Integrative Oncology is a holistic and patient-centered approach to cancer care. It uses both conventional treatments, such as chemotherapy, immunotherapy, radiation therapy, and surgery, in conjunction with treatments from complementary medicine, such as Anthroposophic Medicine, Homeopathy, Ayurvedic Medicine, Traditional Chinese Medicine. It is designed to ease the patient’s suffering, address the important emotional and psychological impact of cancer, as well as alleviate symptoms of the diseases and ease side effects of conventional treatments. Multiple studies have demonstrated the benefit and potential of integrative cancer care in reducing patient suffering and improving long-term prospects: for example, the Society for Integrative Oncology has issued evidence guidelines on integrative therapies for specific indications during and after breast cancer treatments. Mind-body interventions such as meditation or yoga, nutrition, acupuncture, holistic nursing applications such as compresses, art therapy, and eurythmy therapy (a movement therapy) are also part of this approach, in a multi-disciplinary and coordinated way.

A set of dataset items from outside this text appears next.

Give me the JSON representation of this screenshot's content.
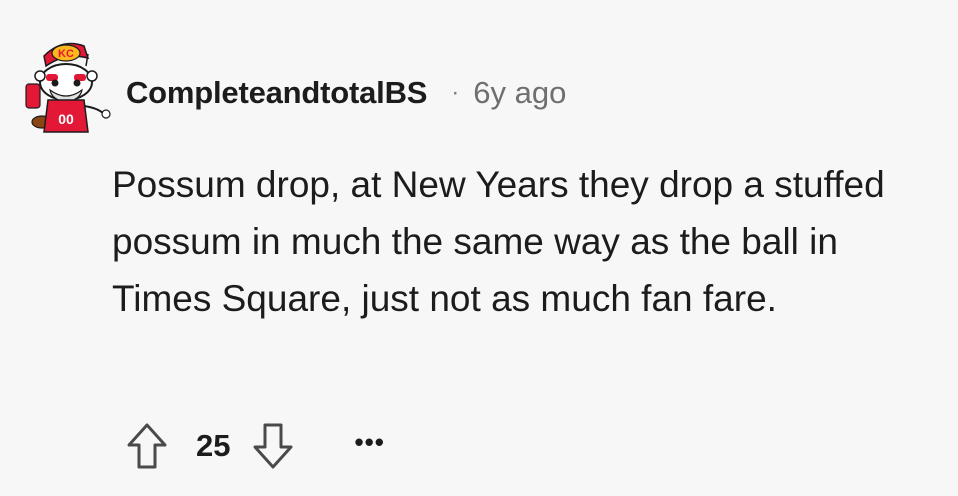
{
  "comment": {
    "author": "CompleteandtotalBS",
    "separator": "·",
    "age": "6y ago",
    "avatar_icon": "kansas-city-chiefs-snoo-avatar",
    "avatar_logo_text": "KC",
    "avatar_jersey_number": "00",
    "body": "Possum drop, at New Years they drop a stuffed possum in much the same way as the ball in Times Square, just not as much fan fare.",
    "score": "25",
    "upvote_icon": "arrow-up-outline-icon",
    "downvote_icon": "arrow-down-outline-icon",
    "more_label": "•••"
  },
  "colors": {
    "background": "#f7f7f7",
    "text": "#1c1c1c",
    "muted": "#6f6f6f",
    "chiefs_red": "#e31837",
    "chiefs_gold": "#ffb81c"
  }
}
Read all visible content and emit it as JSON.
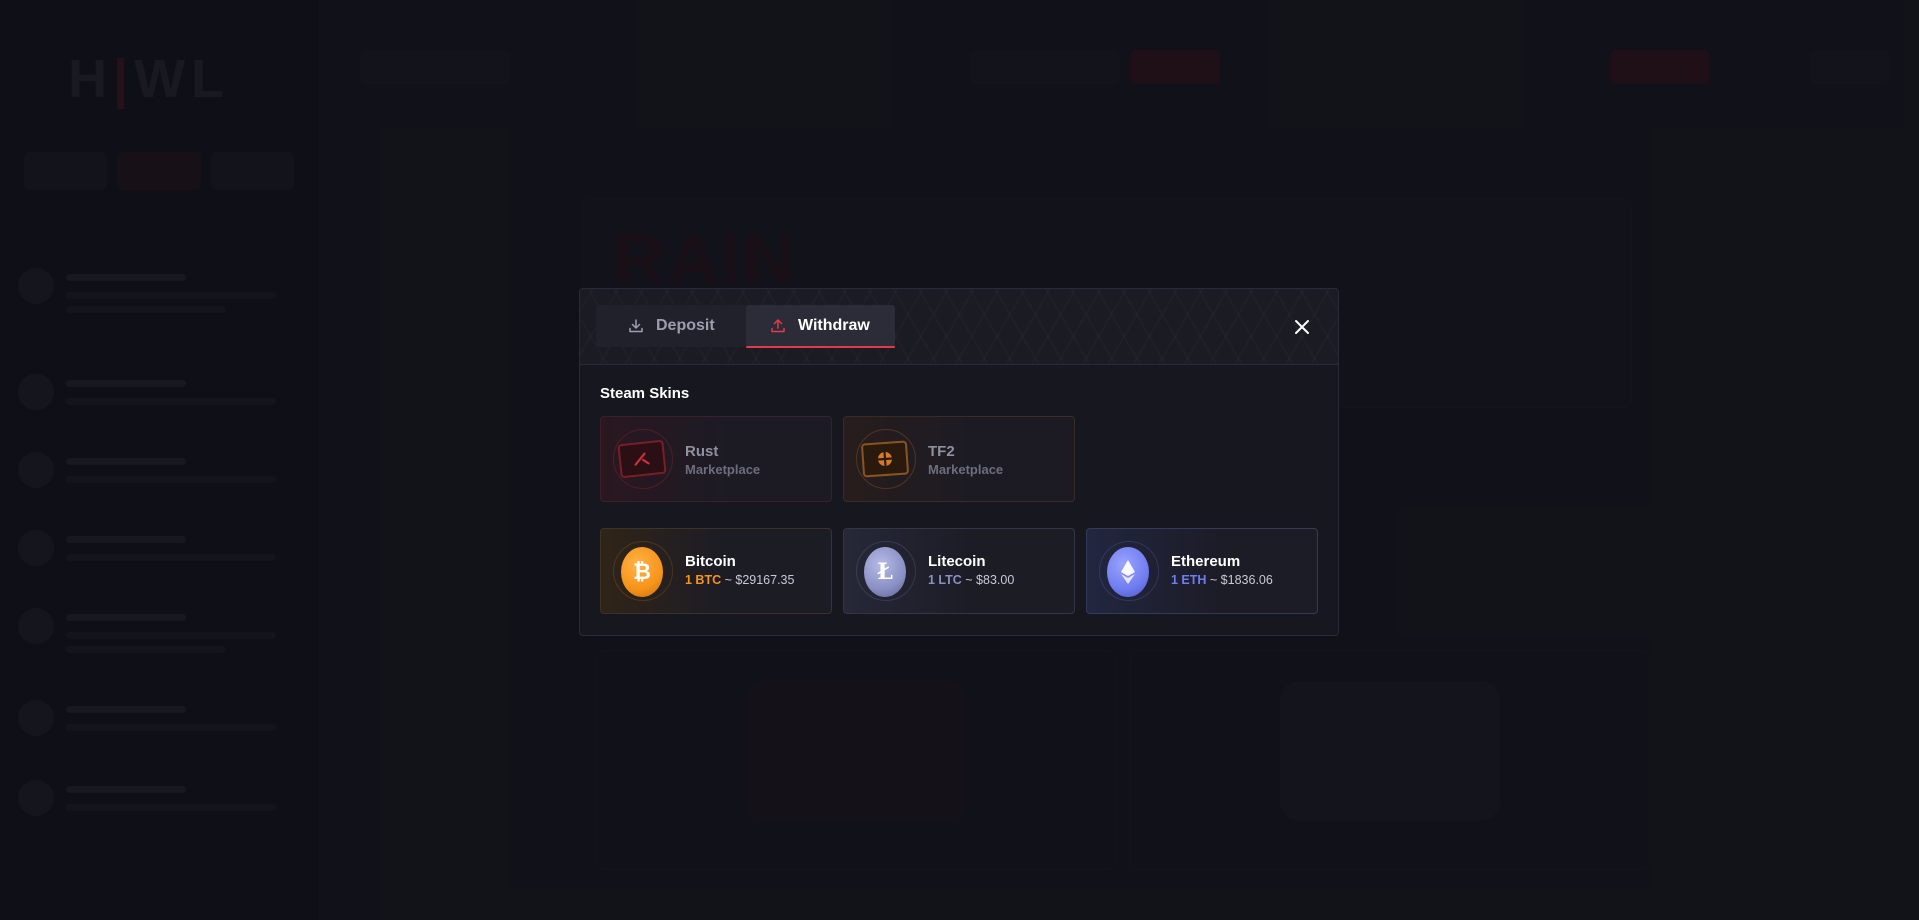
{
  "modal": {
    "tabs": [
      {
        "label": "Deposit",
        "icon": "download-icon",
        "active": false
      },
      {
        "label": "Withdraw",
        "icon": "upload-icon",
        "active": true
      }
    ],
    "section_title": "Steam Skins",
    "skins": [
      {
        "name": "Rust",
        "sub": "Marketplace",
        "icon": "rust-marketplace-icon",
        "accent": "#c8303c"
      },
      {
        "name": "TF2",
        "sub": "Marketplace",
        "icon": "tf2-marketplace-icon",
        "accent": "#d67a2a"
      }
    ],
    "crypto": [
      {
        "name": "Bitcoin",
        "unit": "1 BTC",
        "rate": " ~ $29167.35",
        "icon": "bitcoin-icon",
        "color": "#f7931a"
      },
      {
        "name": "Litecoin",
        "unit": "1 LTC",
        "rate": " ~ $83.00",
        "icon": "litecoin-icon",
        "color": "#8a8fc4"
      },
      {
        "name": "Ethereum",
        "unit": "1 ETH",
        "rate": " ~ $1836.06",
        "icon": "ethereum-icon",
        "color": "#6f7df0"
      }
    ],
    "close_icon": "close-icon"
  },
  "colors": {
    "accent_red": "#e23a4a",
    "background": "#15151d"
  }
}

The Competence Network for Integrative Medicine in Baden-Württemberg
The German state of Baden-Württemberg, a leading region in the field of Integrative Medicine, sponsors the Competence Network on Integrative Medicine (KIM), in which university and community hospitals, outpatient networks, and research institutes work together in the development, implementation, and evaluation of best practices for effective, safe and of high-quality integrative treatments. Integrative Oncology is a key focus of the competence network. KIM delivers best practice-recommendations for integrative treatment of severe cancer symptoms like pain, cancer fatigue, nausea, shortness of breath, and others, based on internal and external evidence and tools for implementation into clinical care, including practical guidance.
Focus on Mistletoe
Viscum album, or mistletoe, extracts are among the most widely-used Integrative Oncology treatments and comes from the Anthroposophic Medicine tradition. A great number of studies support the clinical efficacy and safety of this remedy to improve quality of life, reduce side effects of chemotherapy and radiotherapy, and relieve cancer fatigue. A 2013 randomized clinical trial found a survival benefit for patients with advanced pancreas cancer and a 2018 observational study documented increased survival in non-small cell lung cancer under Viscum album treatment; results that now await confirmation from other studies.
The way forward
The Competence Network for Integrative Medicine in Baden-Württemberg provides a blue-print on what could and should be done at the European level for better prevention, management, and treatment of cancer. It creates a precious collection of best practices on how to optimise support for cancer patients and should serve as a reference point to EU policymakers for the implementation of Europe’s Beating Cancer Plan. The potential contribution of Integrative Oncology the Cancer Plan was also highlighted at an online conference on March 17, hosted by the MEP Interest Group on Integrative Medicine and Health; on this occasion, medical experts and the Interest Group members presented the added-value of Integrative Oncology and stressed its importance for cancer patients.